Wednesday, November 03, 2010

Classic probability conundrums

For an illustration on how people can argue about the correct answers to relatively simple problems in probability, see

http://opinionator.blogs.nytimes.com/2010/10/24/stories-vs-statistics/

John Allen Paulos, "Stories vs Statistics" NY Times, Opinion Pages online, October 24, 2010.

This article mentions some of the same examples as those to which I refer in my draft paper on propensity evidence (see link on this page).

I should enter the fray and not sit cowardly on the sidelines scoffing. The first problem is, if you are told that a stranger to you has two children, at least one of whom is a boy, what is the probability that the other is also a boy?

Note that neither child has been singled out, so this is a problem about the probability of having two boys. Given that one child will have been born before the other (even if a twin), the two children can have arrived as BB, BG, GB. The other combination, GG does not count in this example. So, one out of three eligible combinations gives two boys, and the probability of that occurring is 0.33.

If one child had been singled out, the problem would have been about the gender of one child (the other one). You might have been able to see one child, and were asked about the other. For one child, the probability of it being a boy is 0.50.

This problem illustrates how important it is to ascertain exactly what the issue is. The seemingly endless argument about this problem in the discussion to the above NY Times article exemplifies this.

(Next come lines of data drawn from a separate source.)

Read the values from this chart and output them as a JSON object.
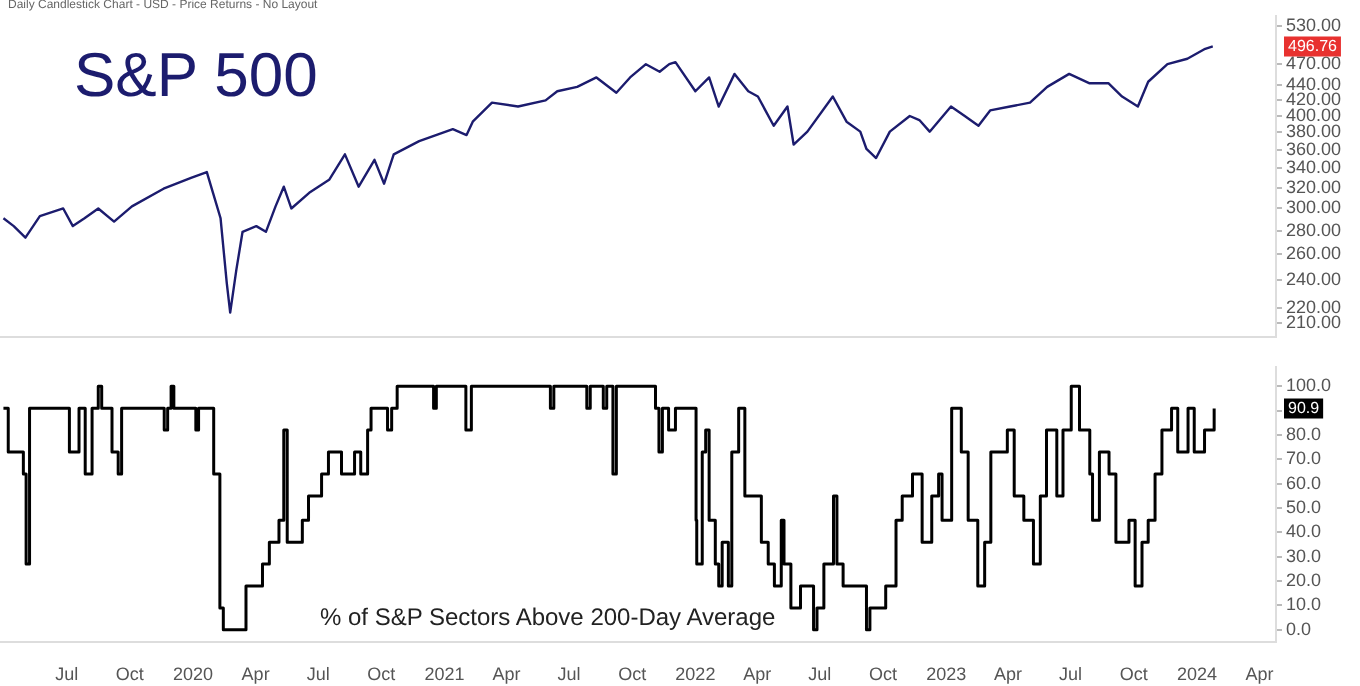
{
  "chart_data": [
    {
      "type": "line",
      "title": "S&P 500",
      "subtitle": "Daily Candlestick Chart - USD - Price Returns - No Layout",
      "color": "#1c1c6e",
      "marker": "none",
      "line_style": "solid",
      "log": "y",
      "tick_labels": "y",
      "x": [
        "2019-03-31",
        "2019-04-15",
        "2019-05-02",
        "2019-05-23",
        "2019-06-26",
        "2019-07-10",
        "2019-07-27",
        "2019-08-16",
        "2019-09-08",
        "2019-10-04",
        "2019-11-19",
        "2019-12-29",
        "2020-01-21",
        "2020-01-30",
        "2020-02-10",
        "2020-02-19",
        "2020-02-24",
        "2020-03-04",
        "2020-03-13",
        "2020-04-02",
        "2020-04-16",
        "2020-04-30",
        "2020-05-12",
        "2020-05-23",
        "2020-06-18",
        "2020-07-17",
        "2020-08-09",
        "2020-08-29",
        "2020-09-21",
        "2020-10-05",
        "2020-10-19",
        "2020-11-25",
        "2021-01-13",
        "2021-02-02",
        "2021-02-11",
        "2021-03-11",
        "2021-04-18",
        "2021-05-28",
        "2021-06-14",
        "2021-07-13",
        "2021-08-10",
        "2021-09-08",
        "2021-09-28",
        "2021-10-21",
        "2021-11-10",
        "2021-11-24",
        "2021-12-03",
        "2022-01-01",
        "2022-01-21",
        "2022-02-04",
        "2022-02-27",
        "2022-03-19",
        "2022-04-02",
        "2022-04-25",
        "2022-05-15",
        "2022-05-24",
        "2022-06-13",
        "2022-07-20",
        "2022-08-09",
        "2022-08-29",
        "2022-09-07",
        "2022-09-21",
        "2022-10-11",
        "2022-11-09",
        "2022-11-23",
        "2022-12-08",
        "2023-01-08",
        "2023-01-28",
        "2023-02-17",
        "2023-03-06",
        "2023-04-04",
        "2023-05-03",
        "2023-05-28",
        "2023-06-29",
        "2023-07-28",
        "2023-08-25",
        "2023-09-14",
        "2023-10-07",
        "2023-10-22",
        "2023-11-19",
        "2023-12-18",
        "2024-01-13",
        "2024-01-24"
      ],
      "values": [
        291,
        284,
        274,
        293,
        300,
        284,
        291,
        300,
        288,
        302,
        319,
        330,
        336,
        315,
        291,
        238,
        217,
        248,
        279,
        284,
        279,
        302,
        321,
        300,
        315,
        328,
        355,
        321,
        349,
        324,
        355,
        370,
        384,
        377,
        393,
        417,
        412,
        420,
        432,
        438,
        451,
        430,
        451,
        470,
        459,
        470,
        473,
        432,
        451,
        412,
        456,
        432,
        425,
        388,
        412,
        366,
        381,
        425,
        393,
        381,
        361,
        351,
        381,
        400,
        395,
        381,
        412,
        400,
        388,
        407,
        412,
        417,
        438,
        456,
        443,
        443,
        425,
        412,
        445,
        470,
        478,
        493,
        496.76
      ],
      "xlim": [
        "2019-03-26",
        "2024-04-25"
      ],
      "ylim": [
        201,
        546
      ],
      "yticks": [
        {
          "value": 210,
          "label": "210.00"
        },
        {
          "value": 220,
          "label": "220.00"
        },
        {
          "value": 240,
          "label": "240.00"
        },
        {
          "value": 260,
          "label": "260.00"
        },
        {
          "value": 280,
          "label": "280.00"
        },
        {
          "value": 300,
          "label": "300.00"
        },
        {
          "value": 320,
          "label": "320.00"
        },
        {
          "value": 340,
          "label": "340.00"
        },
        {
          "value": 360,
          "label": "360.00"
        },
        {
          "value": 380,
          "label": "380.00"
        },
        {
          "value": 400,
          "label": "400.00"
        },
        {
          "value": 420,
          "label": "420.00"
        },
        {
          "value": 440,
          "label": "440.00"
        },
        {
          "value": 470,
          "label": "470.00"
        },
        {
          "value": 530,
          "label": "530.00"
        }
      ],
      "annotations": [
        "496.76"
      ]
    },
    {
      "type": "step",
      "color": "#000000",
      "marker": "none",
      "line_style": "solid",
      "x": [
        "2019-03-31",
        "2019-04-07",
        "2019-04-29",
        "2019-05-03",
        "2019-05-08",
        "2019-07-05",
        "2019-07-19",
        "2019-07-28",
        "2019-08-07",
        "2019-08-16",
        "2019-08-21",
        "2019-09-05",
        "2019-09-14",
        "2019-09-19",
        "2019-11-20",
        "2019-11-25",
        "2019-11-30",
        "2019-12-04",
        "2020-01-05",
        "2020-01-09",
        "2020-01-31",
        "2020-02-09",
        "2020-02-14",
        "2020-03-18",
        "2020-04-11",
        "2020-04-21",
        "2020-05-05",
        "2020-05-12",
        "2020-05-17",
        "2020-06-08",
        "2020-06-17",
        "2020-07-06",
        "2020-07-16",
        "2020-08-04",
        "2020-08-23",
        "2020-09-01",
        "2020-09-11",
        "2020-09-16",
        "2020-10-10",
        "2020-10-16",
        "2020-10-24",
        "2020-12-16",
        "2020-12-20",
        "2021-02-01",
        "2021-02-09",
        "2021-06-04",
        "2021-06-09",
        "2021-07-27",
        "2021-08-01",
        "2021-08-20",
        "2021-08-25",
        "2021-09-03",
        "2021-09-08",
        "2021-11-04",
        "2021-11-09",
        "2021-11-14",
        "2021-11-23",
        "2021-12-03",
        "2022-01-02",
        "2022-01-03",
        "2022-01-11",
        "2022-01-16",
        "2022-01-21",
        "2022-01-30",
        "2022-02-04",
        "2022-02-09",
        "2022-02-18",
        "2022-02-23",
        "2022-03-05",
        "2022-03-14",
        "2022-04-07",
        "2022-04-17",
        "2022-04-26",
        "2022-05-06",
        "2022-05-10",
        "2022-05-20",
        "2022-06-03",
        "2022-06-22",
        "2022-06-27",
        "2022-07-07",
        "2022-07-21",
        "2022-07-26",
        "2022-08-04",
        "2022-09-07",
        "2022-09-12",
        "2022-10-05",
        "2022-10-20",
        "2022-10-29",
        "2022-11-13",
        "2022-11-27",
        "2022-12-11",
        "2022-12-21",
        "2022-12-26",
        "2023-01-09",
        "2023-01-23",
        "2023-02-02",
        "2023-02-16",
        "2023-02-26",
        "2023-03-07",
        "2023-03-31",
        "2023-04-10",
        "2023-04-24",
        "2023-05-08",
        "2023-05-18",
        "2023-05-27",
        "2023-06-11",
        "2023-06-20",
        "2023-07-02",
        "2023-07-14",
        "2023-07-29",
        "2023-08-02",
        "2023-08-12",
        "2023-08-26",
        "2023-09-05",
        "2023-09-24",
        "2023-10-03",
        "2023-10-13",
        "2023-10-22",
        "2023-11-01",
        "2023-11-11",
        "2023-11-25",
        "2023-12-04",
        "2023-12-19",
        "2023-12-28",
        "2024-01-12",
        "2024-01-26"
      ],
      "values": [
        91,
        73,
        64,
        27,
        91,
        73,
        91,
        64,
        91,
        100,
        91,
        73,
        64,
        91,
        82,
        91,
        100,
        91,
        82,
        91,
        64,
        9,
        0,
        18,
        27,
        36,
        45,
        82,
        36,
        45,
        55,
        64,
        73,
        64,
        73,
        64,
        82,
        91,
        82,
        91,
        100,
        91,
        100,
        82,
        100,
        91,
        100,
        91,
        100,
        91,
        100,
        64,
        100,
        91,
        73,
        91,
        82,
        91,
        45,
        27,
        73,
        82,
        45,
        27,
        18,
        36,
        18,
        73,
        91,
        55,
        36,
        27,
        18,
        45,
        27,
        9,
        18,
        0,
        9,
        27,
        55,
        27,
        18,
        0,
        9,
        18,
        45,
        55,
        64,
        36,
        55,
        64,
        45,
        91,
        73,
        45,
        18,
        36,
        73,
        82,
        55,
        45,
        27,
        55,
        82,
        55,
        82,
        100,
        82,
        64,
        45,
        73,
        64,
        36,
        45,
        18,
        36,
        45,
        64,
        82,
        91,
        73,
        91,
        73,
        82,
        90.9
      ],
      "xlim": [
        "2019-03-26",
        "2024-04-25"
      ],
      "ylim": [
        -5,
        108
      ],
      "xticks": [
        {
          "value": "2019-07-01",
          "label": "Jul"
        },
        {
          "value": "2019-10-01",
          "label": "Oct"
        },
        {
          "value": "2020-01-01",
          "label": "2020"
        },
        {
          "value": "2020-04-01",
          "label": "Apr"
        },
        {
          "value": "2020-07-01",
          "label": "Jul"
        },
        {
          "value": "2020-10-01",
          "label": "Oct"
        },
        {
          "value": "2021-01-01",
          "label": "2021"
        },
        {
          "value": "2021-04-01",
          "label": "Apr"
        },
        {
          "value": "2021-07-01",
          "label": "Jul"
        },
        {
          "value": "2021-10-01",
          "label": "Oct"
        },
        {
          "value": "2022-01-01",
          "label": "2022"
        },
        {
          "value": "2022-04-01",
          "label": "Apr"
        },
        {
          "value": "2022-07-01",
          "label": "Jul"
        },
        {
          "value": "2022-10-01",
          "label": "Oct"
        },
        {
          "value": "2023-01-01",
          "label": "2023"
        },
        {
          "value": "2023-04-01",
          "label": "Apr"
        },
        {
          "value": "2023-07-01",
          "label": "Jul"
        },
        {
          "value": "2023-10-01",
          "label": "Oct"
        },
        {
          "value": "2024-01-01",
          "label": "2024"
        },
        {
          "value": "2024-04-01",
          "label": "Apr"
        }
      ],
      "yticks": [
        {
          "value": 0,
          "label": "0.0"
        },
        {
          "value": 10,
          "label": "10.0"
        },
        {
          "value": 20,
          "label": "20.0"
        },
        {
          "value": 30,
          "label": "30.0"
        },
        {
          "value": 40,
          "label": "40.0"
        },
        {
          "value": 50,
          "label": "50.0"
        },
        {
          "value": 60,
          "label": "60.0"
        },
        {
          "value": 70,
          "label": "70.0"
        },
        {
          "value": 80,
          "label": "80.0"
        },
        {
          "value": 90,
          "label": null
        },
        {
          "value": 100,
          "label": "100.0"
        }
      ],
      "annotations": [
        "% of S&P Sectors Above 200-Day Average",
        "90.9"
      ]
    }
  ]
}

Some people wonder why the combinations BG and GB are counted separately. They would say that the relevant combinations are just two: BB and (B and G). The error here is in thinking (B and G) will occur just as frequently as BB. This overlooks the way in which the data can arise. (B and G) will occur in two ways (namely, BG and GB) whereas BB will occur in only one way.

So the two lessons from this problem are: ascertain the issue, and examine how the data arises.

The other problem is known most commonly as the Monty Hall problem, after a game show host. The task is to pick which of three doors, A, B and C, will when opened reveal a prize. You pick one door, say A. The host, who knows where the prize is, then tells you it is not behind door C. Should you change your guess to door B?

When you choose door A, you divide the doors into two groups or classes: the chosen and the not-chosen. The probability of the prize being behind door A is 0.33. The probability of it being in the not-chosen class is 0.67. Once the host eliminates one member of the not-chosen class, the class probability for that class attaches to the only remaining member, door B. You should change your guess.

Some people object that each door always has the same probability of concealing the prize, and that there is no reason to change your guess from A. This ignores the new information the host gives you. Changing the probability distribution among members of one class does not affect the probability distribution among member(s) of another class. The constant probabilities are wrongly linked to the individual doors, rather than to the classes.

The lessons from this example are: use all the relevant information, and recognize when the issue is about members of one class as distinct from members of another class.